Değerli milletvekilleri, yapı denetiminden öte, bir başka gündemi paylaşmak isterim. Hatırlanacağı üzere, geçtiğimiz hafta sonu Sayın Cumhurbaşkanının katıldığı bir programda Filistin'de yaşanan soykırımı ve ülkemizin bu işgalci soykırımcılara desteğini protesto eden vatandaşlarımız önce gözaltına alındılar, gözaltı süreleri uzatıldı, sonra da terör suçlamasıyla tutuklandılar. Ben, o kardeşlerimize "Selam olsun, direnin, sizler Filistin davasının birer mücahidisiniz." diyorum. Yine, buradaki AK PARTİ'li dostlara da şunu söylüyorum: Öyle gelip de "İsrail'i kınadık." diyerek bir yere varılmıyor. Eğer şu 9 kişinin tutuklanması hiçbirinizin de gündemine gelmemişse bence samimiyetinizi sorgulayın; en çok korkulacaktan korkun, başka bir şey söylemeye, izaha gerek yok.

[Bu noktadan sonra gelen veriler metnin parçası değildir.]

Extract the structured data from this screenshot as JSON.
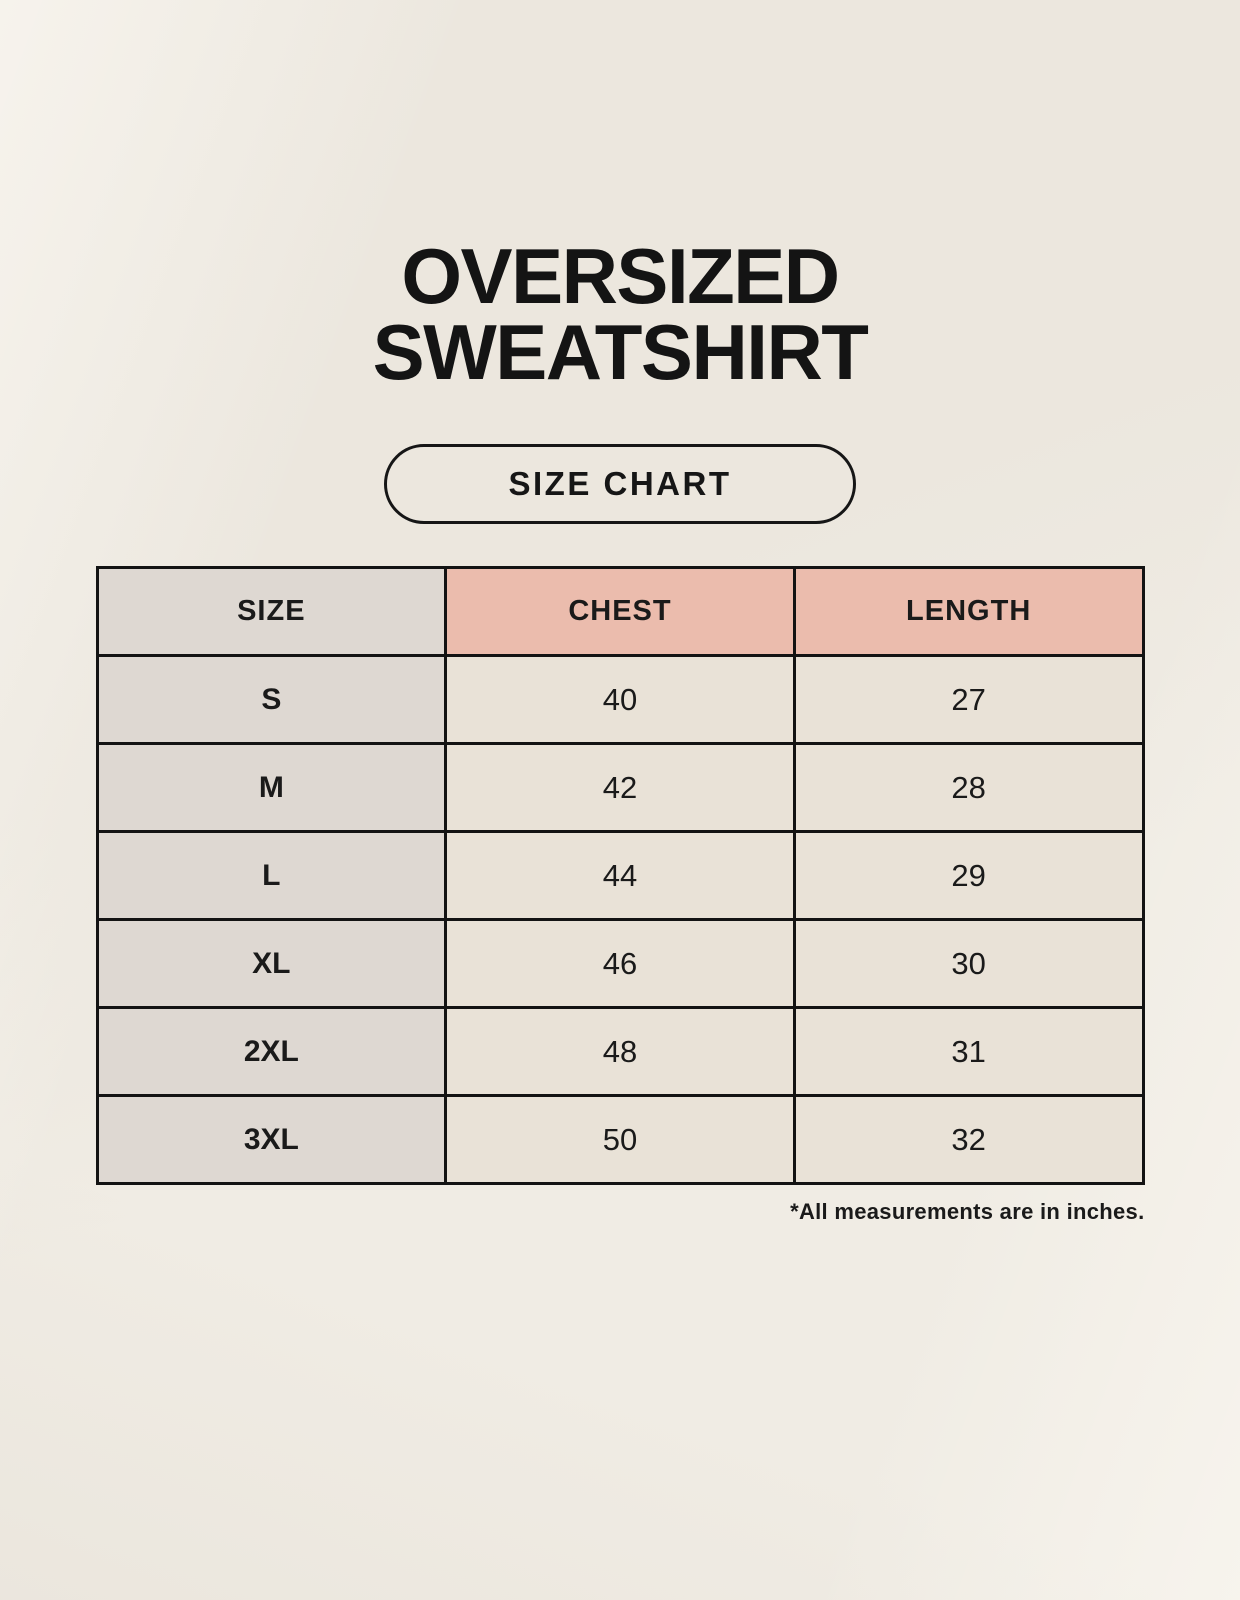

Tabii ki "Ticaret yok." dediniz, sonra "Özel sektör yapıyor." dediniz; Filistin'e ihracatın 30 bin kat arttığı ortaya çıktı. Her şeye bir kılıf buldunuz da şu petrol sevkiyatına ne hikmetse kılıf bulamadınız. Burada sent hesabıyla varil başı alınan ücreti açıklayarak da aslında suç itirafında bulunmuş oldunuz.
Burada şunu bilelim ki tarih bugünlerde yaşananları affetmeyecek. 28 Şubatın aynen hortladığını görüyoruz. Bugüne kadar eleştirdiğiniz ne varsa aynısını yapıyorsunuz; aynı zulüm, aynı şekilde maalesef devam ediyor. Buradan bir başka sözüm besili kamulaştırılmış sivil toplum örgütlerine: Bunların da bu konuda bu kadar sessiz olması asla kabul edilemez ama onların bu duruşu da şu iktidarın gaddarca, zalimane tavrının bir neticesidir; artık insanlar gıkını çıkarmaya korkuyor. İnsani, vicdani, İslami bir tepkiyle şu soykırımı protesto eden insanlar tutuklandılar. Artık tarihte bunun benzeri, bu kadar kötü bir olay herhâlde yaşanmamıştı; inanın ki 28 Şubatta bile bu kadar kötü olaylar yaşanmadı, bugün yaşıyoruz.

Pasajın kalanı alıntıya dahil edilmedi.